Kathryn Moghadas, RN, CHBC, CLRM


March 09, 2012


It's one thing for a patient to have a complaint about you or your office; it's another thing for that complaint to become a lawsuit. Physicians can make sure they nip that in the bud before a complaint escalates.

Doctors should implement a written grievance process that provides an opportunity for a patient (or the patient’s representative) to air the problem and a way for the doctor to remedy the grievance. This can prevent a grievance from becoming a malpractice claim. (Medical practices under accreditation criteria from AAAHC, JCHAO, or Medicare COP, etc., have separate policy standards.)

Why do so many grievances and complaints occur? In a perfect patient visit, the patient sees the doctor at the appointed time, and is ushered into an exam room by a knowledgeable and friendly medical assistant.

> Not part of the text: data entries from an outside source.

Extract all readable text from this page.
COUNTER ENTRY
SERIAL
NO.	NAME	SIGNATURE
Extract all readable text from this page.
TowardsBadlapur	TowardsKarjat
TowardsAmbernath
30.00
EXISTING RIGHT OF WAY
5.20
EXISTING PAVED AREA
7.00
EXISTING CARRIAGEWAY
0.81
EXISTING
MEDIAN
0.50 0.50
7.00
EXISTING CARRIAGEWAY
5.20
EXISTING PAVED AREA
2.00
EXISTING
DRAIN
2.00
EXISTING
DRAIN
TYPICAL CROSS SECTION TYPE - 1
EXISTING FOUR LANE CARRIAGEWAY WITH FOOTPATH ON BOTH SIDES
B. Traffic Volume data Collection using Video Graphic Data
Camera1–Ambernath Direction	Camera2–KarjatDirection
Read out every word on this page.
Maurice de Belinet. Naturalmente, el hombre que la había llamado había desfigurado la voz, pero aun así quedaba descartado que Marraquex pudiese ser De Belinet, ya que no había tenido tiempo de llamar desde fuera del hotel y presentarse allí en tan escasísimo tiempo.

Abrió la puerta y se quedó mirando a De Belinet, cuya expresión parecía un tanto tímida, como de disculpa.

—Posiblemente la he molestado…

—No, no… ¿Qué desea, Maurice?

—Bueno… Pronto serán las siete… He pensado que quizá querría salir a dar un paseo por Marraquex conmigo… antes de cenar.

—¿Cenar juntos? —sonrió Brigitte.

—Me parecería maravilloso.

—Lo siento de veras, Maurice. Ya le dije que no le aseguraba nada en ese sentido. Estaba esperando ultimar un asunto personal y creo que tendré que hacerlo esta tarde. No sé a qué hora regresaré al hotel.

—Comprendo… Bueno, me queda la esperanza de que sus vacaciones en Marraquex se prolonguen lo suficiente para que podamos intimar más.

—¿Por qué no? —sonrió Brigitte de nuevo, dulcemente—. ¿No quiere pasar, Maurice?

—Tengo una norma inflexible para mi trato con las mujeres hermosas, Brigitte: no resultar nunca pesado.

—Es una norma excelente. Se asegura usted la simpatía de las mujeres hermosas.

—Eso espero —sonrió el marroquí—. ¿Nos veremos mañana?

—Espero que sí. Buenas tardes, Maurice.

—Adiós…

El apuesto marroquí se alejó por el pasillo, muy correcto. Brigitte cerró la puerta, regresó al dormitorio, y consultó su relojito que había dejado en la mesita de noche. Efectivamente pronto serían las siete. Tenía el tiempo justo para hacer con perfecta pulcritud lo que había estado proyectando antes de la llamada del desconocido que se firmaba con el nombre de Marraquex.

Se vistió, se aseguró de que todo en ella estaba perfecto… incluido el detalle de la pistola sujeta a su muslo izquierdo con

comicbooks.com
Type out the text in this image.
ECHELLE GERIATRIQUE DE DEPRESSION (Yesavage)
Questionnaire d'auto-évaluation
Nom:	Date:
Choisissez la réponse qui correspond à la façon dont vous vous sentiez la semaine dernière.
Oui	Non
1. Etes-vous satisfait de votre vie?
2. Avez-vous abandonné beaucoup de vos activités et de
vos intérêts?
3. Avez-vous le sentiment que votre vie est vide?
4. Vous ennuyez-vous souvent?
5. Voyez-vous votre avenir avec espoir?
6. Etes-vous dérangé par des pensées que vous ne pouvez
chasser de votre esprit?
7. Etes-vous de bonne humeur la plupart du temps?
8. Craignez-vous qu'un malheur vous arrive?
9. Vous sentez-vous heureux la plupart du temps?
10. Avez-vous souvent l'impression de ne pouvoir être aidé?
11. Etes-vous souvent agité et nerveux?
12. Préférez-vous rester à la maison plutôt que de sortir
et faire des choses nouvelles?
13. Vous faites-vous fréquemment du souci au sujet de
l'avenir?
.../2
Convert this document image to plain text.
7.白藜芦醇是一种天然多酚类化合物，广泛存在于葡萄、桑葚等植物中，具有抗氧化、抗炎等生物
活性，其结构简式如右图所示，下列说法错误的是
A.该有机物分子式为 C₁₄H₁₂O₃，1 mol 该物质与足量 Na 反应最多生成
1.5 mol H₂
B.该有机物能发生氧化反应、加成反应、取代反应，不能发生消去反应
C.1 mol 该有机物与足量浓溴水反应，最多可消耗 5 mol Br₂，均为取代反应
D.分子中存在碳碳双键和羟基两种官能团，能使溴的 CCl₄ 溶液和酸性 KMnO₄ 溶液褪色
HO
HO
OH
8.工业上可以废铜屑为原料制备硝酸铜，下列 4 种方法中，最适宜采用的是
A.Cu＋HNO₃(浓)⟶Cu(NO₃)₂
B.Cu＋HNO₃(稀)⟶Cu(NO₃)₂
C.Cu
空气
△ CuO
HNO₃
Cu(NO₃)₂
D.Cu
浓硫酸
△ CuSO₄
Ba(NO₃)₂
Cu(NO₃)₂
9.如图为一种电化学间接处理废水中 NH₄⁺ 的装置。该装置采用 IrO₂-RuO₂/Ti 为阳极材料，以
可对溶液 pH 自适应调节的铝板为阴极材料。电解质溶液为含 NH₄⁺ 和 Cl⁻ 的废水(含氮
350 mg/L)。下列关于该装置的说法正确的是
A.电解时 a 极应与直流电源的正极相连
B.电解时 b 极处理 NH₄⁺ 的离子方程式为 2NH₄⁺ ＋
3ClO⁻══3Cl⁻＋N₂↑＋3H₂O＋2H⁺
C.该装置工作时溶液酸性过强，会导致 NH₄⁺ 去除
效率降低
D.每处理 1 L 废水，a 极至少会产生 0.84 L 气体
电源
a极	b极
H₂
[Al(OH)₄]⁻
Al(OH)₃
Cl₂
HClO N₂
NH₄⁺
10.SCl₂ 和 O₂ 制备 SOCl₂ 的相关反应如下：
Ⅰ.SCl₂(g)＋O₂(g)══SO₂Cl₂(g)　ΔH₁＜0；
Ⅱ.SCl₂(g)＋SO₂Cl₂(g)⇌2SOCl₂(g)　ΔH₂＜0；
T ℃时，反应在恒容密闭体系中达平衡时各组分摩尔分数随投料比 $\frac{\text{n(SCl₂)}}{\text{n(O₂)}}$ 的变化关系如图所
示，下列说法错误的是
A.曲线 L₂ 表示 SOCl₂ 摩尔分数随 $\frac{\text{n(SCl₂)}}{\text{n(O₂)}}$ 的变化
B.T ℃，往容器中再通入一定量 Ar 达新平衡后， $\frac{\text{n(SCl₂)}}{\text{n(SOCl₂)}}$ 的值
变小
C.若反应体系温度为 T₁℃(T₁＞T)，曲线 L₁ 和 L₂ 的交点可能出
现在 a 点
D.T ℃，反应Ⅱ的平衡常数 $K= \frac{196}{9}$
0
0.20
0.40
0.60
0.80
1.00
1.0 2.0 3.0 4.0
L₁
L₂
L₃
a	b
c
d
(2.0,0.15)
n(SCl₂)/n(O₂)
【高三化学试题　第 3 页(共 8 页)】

The doctor listens quietly to the patient, asks appropriate questions, performs the physical exam, renders a medical decision, explains the decision, prescribes a treatment while conveying empathy and concern, and asks, "Is there anything else I have not covered or you have not told me?"

However, life is not perfect. While a medical practice staff is usually efficient and compassionate, the process sometimes gets hijacked. A patient walks away with a negative reaction that will either diminish or become inflamed. Patient complains and grievances occur even when you conduct a near-perfect visit.

The patient leaves without a remedy for their concerns and may tell others about their poor treatment, complain to their insurance carrier, or, in extreme cases, file a malpractice claim.

The medical practice that adopts a clear policy for handling grievances provides a remedy that prevents the escalation of a negative outcome. The grievance process does not have to be lengthy, nor does it need to involve costly litigation.

Don't Keep the Policy a Secret

If only you and your staff know the grievance policy exists, it won't accomplish its goals. It's important for you to post notifications or even have a "suggestion box" and make forms readily available. Or you may give a copy of the grievance policy to all patients signing in after its implementation.

Make sure the complaining patient knows that you -- the physician -- will see the complaint and that you are going to do something about it. Even if the complaint involves only the billing department or the waiting room, all patients know (or believe) that unless a doctor sees the complaint, no improvement or reparation will follow.

It's important to post signage telling patients how to contact appropriate individuals (usually the practice administrator, quality or compliance officer, or risk manager) if they have questions or concerns. This helps prevent patient concerns from escalating into larger problems.